II Tweede speerpunt: verbetering
van de positie van vrouwen in het personen- en
familierecht
Op het terrein van de
familierechtelijke wetgeving krijgt de positie van
vrouwen specifieke aandacht. Op 1 mei 1995 is de wet
verevening pensioenrechten bij echtscheiding of scheiding
van tafel en bed van kracht geworden.
Wat betreft het personenrecht
springt in het oog het naamrecht. In de notitie
leefvormen in het familierecht zijn over het naamrecht
nieuwe voorstellen gedaan die naar de Tweede Kamer zijn
gezonden (Kamerstukken II, 1994/95, 22 700, nr. 5).
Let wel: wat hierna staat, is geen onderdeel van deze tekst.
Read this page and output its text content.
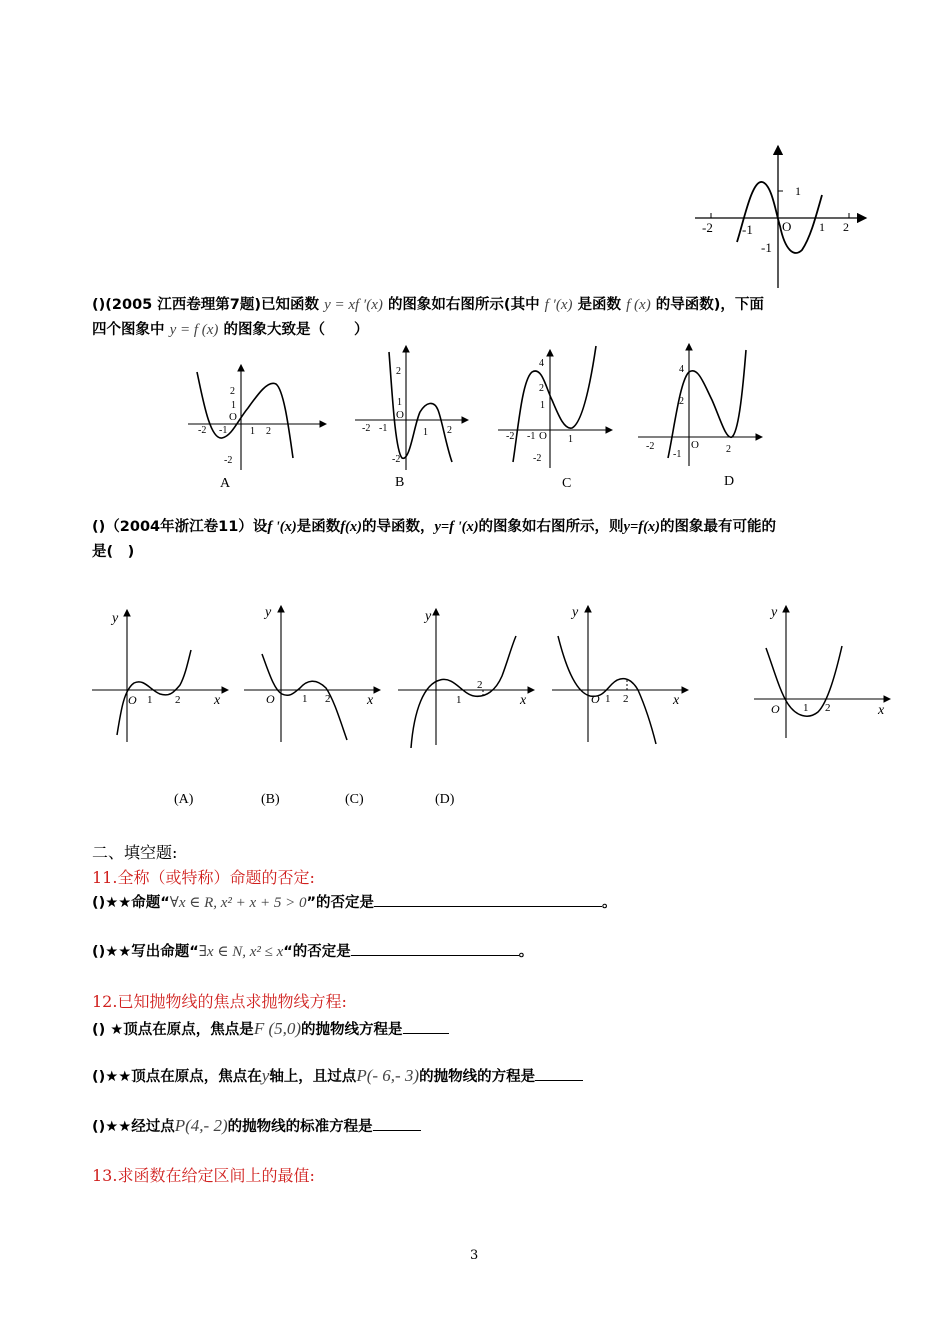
-2 -1	1 2
1
-1
O
()(2005 江西卷理第7题)已知函数 y = xf ′(x) 的图象如右图所示(其中 f ′(x) 是函数 f (x) 的导函数)，下面
四个图象中 y = f (x) 的图象大致是（　　）
-2 -1 1 2
2
1
-2
O
-2 -1	1 2
2
1
-2
O
-2 -1	1
4
2
1
-2
O
-2
-1	2
4
2
O
A	B	C	D
()（2004年浙江卷11）设f '(x)是函数f(x)的导函数，y=f '(x)的图象如右图所示，则y=f(x)的图象最有可能的
是(　)
y
x
O 1 2
y
x
O 1 2
y
x
1
2
y
x
O 1 2
y
x
O 1 2
(A)	(B)	(C)	(D)
二、填空题:
11.全称（或特称）命题的否定:
()★★命题“∀x ∈ R, x² + x + 5 > 0”的否定是	。
()★★写出命题“∃x ∈ N, x² ≤ x“的否定是	。
12.已知抛物线的焦点求抛物线方程:
() ★顶点在原点，焦点是F (5,0)的抛物线方程是
()★★顶点在原点，焦点在y轴上，且过点P(- 6,- 3)的抛物线的方程是
()★★经过点P(4,- 2)的抛物线的标准方程是
13.求函数在给定区间上的最值:
3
Deze
voorstellen komen erop neer dat ouders naamskeuze doen
bij de geboorte of erkenning van het kind. Zij kunnen
kiezen uit hun beider namen. Indien niet gekozen wordt,
houdt het kind dat wordt erkend de naam die het al heeft,
namelijk die van de moeder. Het binnen huwelijk geboren
kind krijgt bij gebreke van keuze voorlopig de naam van
de moeder in afwachting van een latere keuze door de
ouders. Indien de ouders niet binnen drie maanden na de
geboorte alsnog naamskeuze hebben gedaan, wordt de
definitieve naam van het kind die van de vader.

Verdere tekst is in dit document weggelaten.